There are many things that InterDifferingSerializer gives us that
streaming fetch doesn't yet. If we can get streaming fetch to do it,
then I'm fine getting rid of it.

1) Incremental updates. IDS converts batches of 100 revs at a time,
which also triggers autopacks at 1k revs. Streaming fetch is currently
an all-or-nothing, which isn't appropriate (IMO) for conversions.
Consider that conversion can take *days*, it is important to have
something that can be stopped and resumed.

2) Also, auto-packing as you go avoids the case you ran into, where bzr
bloats to 2.4GB before packing back to 25MB. We know the new format is
even more sensitive to packing efficiency. Not to mention that a single
big-stream generates a single large pack, it isn't directly obvious that
we are being so inefficient.

3) "delta based", this is another rather big issue. IIRC Streaming Fetch
will send whole-inventories. IDS also spends a reasonable amount of time
computing multiple deltas to find the most optimal one. This was
important for conversions, as it generates the least amount of churn on
chk pages. Sending whole-inventories is pretty much the worst-case
scenario, as it causes us to generate *every* chk page from scratch,
serialize it, sha1 sum it, to end up determining it is a duplicate.

4) Computing rich root information from the 'stream'. IIRC the
"Streaming" code does yet-another pass over the inventory data (I think
that makes 3) to determine the root-id and whether it has changed or not.

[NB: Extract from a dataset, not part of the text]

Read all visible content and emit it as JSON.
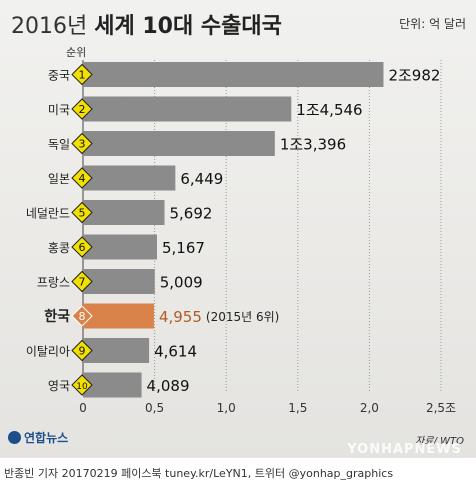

So if you have the time to implement all of this for the streaming code,
by all means get rid of IDS. But it isn't like it is a trivial fix to
the smart fetch code to get it to provide all the benefits that we have
IDS for *today*. 1 bug is easily traded off the 4 benefits above, IMO.

I fully agree that maintaining multiple code paths is crummy. But the
streaming code doesn't lend itself easily to most of the things I
described above.

So -1 for just removing IDS, without addressing at least some of the above.